This image released by Universal Pictures shows Anya Taylor-Joy, left, and James McAvoy, right, in a scene from, “Split.” (John Baer/Universal Pictures via AP)
  • Box Office

World Box Office, January 30 – February 5, 2017

Split took the lead again and beat all challengers to take the top for the third time in a row, earning $14.6 million in a slow Super Bowl weekend. M. Night Shyamalan’s visceral fright train, which transitions from unsettling psychological thriller to full on survival horror, has now reached a domestic gross close to $100 million. This makes it his best performing sub $10 million budget film out of five to date and already marks the highest profit ratio for any of his movies. Split kept its momentum up overseas as well where it earned $14.6 million. New opening in Taiwan was good for $1.5 million and first place while it held the number one spot in Germany, besting last week’s take there by five percent and reaching a $6.1 million local cume. In Australia it reached $5.5 million, and in the UK earnings moved up to $10.4 million. Its global total is now $142.7 million. 24 other territories including France, Russia, Japan and Brazil are yet to come.
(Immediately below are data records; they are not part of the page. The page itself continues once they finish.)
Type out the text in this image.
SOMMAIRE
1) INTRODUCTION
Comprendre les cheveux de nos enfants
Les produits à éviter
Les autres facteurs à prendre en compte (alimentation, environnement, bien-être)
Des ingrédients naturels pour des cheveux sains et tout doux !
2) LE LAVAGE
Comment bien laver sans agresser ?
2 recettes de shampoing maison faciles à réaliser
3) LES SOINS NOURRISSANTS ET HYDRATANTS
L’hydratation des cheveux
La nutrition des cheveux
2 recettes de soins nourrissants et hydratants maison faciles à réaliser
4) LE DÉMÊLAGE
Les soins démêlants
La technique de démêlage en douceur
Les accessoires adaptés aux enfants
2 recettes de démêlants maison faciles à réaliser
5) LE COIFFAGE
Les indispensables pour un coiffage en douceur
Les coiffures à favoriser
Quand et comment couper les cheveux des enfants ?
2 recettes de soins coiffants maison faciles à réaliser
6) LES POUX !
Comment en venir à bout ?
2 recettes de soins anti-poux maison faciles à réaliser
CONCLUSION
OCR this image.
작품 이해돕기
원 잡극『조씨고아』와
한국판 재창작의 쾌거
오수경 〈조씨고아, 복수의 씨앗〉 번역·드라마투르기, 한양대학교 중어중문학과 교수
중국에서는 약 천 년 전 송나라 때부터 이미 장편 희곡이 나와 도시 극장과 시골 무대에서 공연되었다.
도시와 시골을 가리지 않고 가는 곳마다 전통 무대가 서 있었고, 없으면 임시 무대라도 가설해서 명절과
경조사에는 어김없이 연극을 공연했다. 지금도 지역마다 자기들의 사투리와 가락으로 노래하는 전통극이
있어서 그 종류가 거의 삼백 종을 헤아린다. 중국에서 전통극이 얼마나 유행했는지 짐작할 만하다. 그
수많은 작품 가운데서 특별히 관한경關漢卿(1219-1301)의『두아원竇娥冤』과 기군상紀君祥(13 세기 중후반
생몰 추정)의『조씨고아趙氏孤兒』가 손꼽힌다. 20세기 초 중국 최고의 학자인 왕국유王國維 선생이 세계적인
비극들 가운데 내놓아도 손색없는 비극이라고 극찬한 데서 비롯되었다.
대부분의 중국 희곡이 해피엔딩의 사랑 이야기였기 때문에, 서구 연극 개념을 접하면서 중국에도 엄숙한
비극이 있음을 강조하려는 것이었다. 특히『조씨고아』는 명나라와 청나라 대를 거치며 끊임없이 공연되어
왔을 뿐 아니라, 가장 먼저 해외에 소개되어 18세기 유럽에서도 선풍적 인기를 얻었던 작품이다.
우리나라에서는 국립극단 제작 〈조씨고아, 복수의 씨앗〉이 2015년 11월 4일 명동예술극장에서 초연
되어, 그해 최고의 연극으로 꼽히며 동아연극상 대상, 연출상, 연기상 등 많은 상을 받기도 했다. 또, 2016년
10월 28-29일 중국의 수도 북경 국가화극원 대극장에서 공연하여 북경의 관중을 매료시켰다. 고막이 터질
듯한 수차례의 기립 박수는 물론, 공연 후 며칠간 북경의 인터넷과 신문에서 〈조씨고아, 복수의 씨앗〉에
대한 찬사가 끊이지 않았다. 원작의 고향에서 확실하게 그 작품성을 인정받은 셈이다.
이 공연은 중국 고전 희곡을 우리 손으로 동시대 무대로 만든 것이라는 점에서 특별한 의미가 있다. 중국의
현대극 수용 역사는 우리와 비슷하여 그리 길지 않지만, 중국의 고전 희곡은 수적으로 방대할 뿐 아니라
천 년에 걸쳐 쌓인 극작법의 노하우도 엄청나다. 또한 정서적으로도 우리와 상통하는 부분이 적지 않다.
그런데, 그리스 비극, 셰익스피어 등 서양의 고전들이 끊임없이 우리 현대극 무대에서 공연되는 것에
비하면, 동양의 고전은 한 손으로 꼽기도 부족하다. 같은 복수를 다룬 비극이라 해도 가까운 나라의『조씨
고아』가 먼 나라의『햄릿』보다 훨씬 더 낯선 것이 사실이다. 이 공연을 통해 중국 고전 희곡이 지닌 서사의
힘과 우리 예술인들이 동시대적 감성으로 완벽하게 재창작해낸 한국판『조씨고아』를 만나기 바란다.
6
Paramount’s Rings was one of several newcomers that didn’t manage to find space for themselves at the top of the chart. Spaniard F. Javier Gutierrez took the helm and netted $13 million in his Hollywood debut weekend. Rings, the third American incarnation of this Japanese born horror phenomenon, stars Matilda Lutz, Alex Roe, Aimee Teergarden, Johnny Galecki and Vincent D’Onofrio. Julia (Lutz) goes to look for her boyfriend Holt (Alex Roe) in his college town after she hasn’t heard from him in weeks. There she discovers that the infamous tape that kills its viewers after seven days has been circulating in the dorms and, along with a classmate named Skye (Teergarden), they set off to save their and their fellow students lives. Rings fared better in its international opening, especially in Latin America. It came first in Brazil with $2.7 million, the second biggest horror opening in the country’s history. In Mexico it launched with $2.2 million again in second, and had locally significant performances in Colombia ($654K) Panama ($573K) and Peru ($480K). France was good for $1.4 million, while its Russian opening netted $1.9 million.

STX’s The Space Between Us made its North American debut as well but crashed with a dismal $3.8 million from 2,812 theatres. Space stars Asa Butterfield as a boy who was born en route to Mars. An unexpected stowaway on a pioneering scientific expedition, he is the first human ever born in space. NASA, wanting to avoid the embarrassment of having unknowingly chosen a pregnant astronaut for the mission, orders the crew to keep his life a secret. As a teenager he starts to become curious about earth and after meeting a girl (Britt Robertson) online he pressures his parents and the mission leader to take him on board the next shuttle back. There he escapes confinement, finds his internet crush, and sets about learning about love and life on his ancestral home planet. Audiences gave the film an A- Cinemascore while critics reviews were almost universally scathing. With a $30 million budget and nearly as much in P&A, turning a profit will be a real moon shot for this picture.

On the overseas charts La La Land had the best performance of any Hollywood film. Lionsgate’s multiple Golden Globe winner and Oscar nominee took $20 million from 72 territories this frame. It took first in its Mexican launch with $2.2 million, and made significant headway in several holdover markets. It reached $8.1 million in France, $4.1 million in Italy and $7.8 million in Germany, where it gained 3% over last frame. In the UK, its leading international market, it reached $30.3 million. A $7.4 million North American frame brings its global cume to $268.3 million. That puts it within range of 2002’s Golden Globe and Oscar winner Chicago’s $306 million lifetime gross, the current record for a musical (though if we look at the inflation adjusted figures there are several films ahead of it including The Sound of Music and Snow White and the Seven Dwarves).

While La La Land held the banner for the American film industry abroad, the top three global results actually went to Chinese pictures. Kung Fu Yoga, starring Jackie Chan, took first with $51.4 million. Journey to the West: Demons Strike Back followed it with $35.3 million, while Duckweed, a father-son bonding drama from directors Han Han and Zhang Honngwei, came next with $29.5 million.

Next weekend we’ll track the release of the Lego Batman Movie, sequel Fifty Shades Darker, and John Wick: Chapter 2.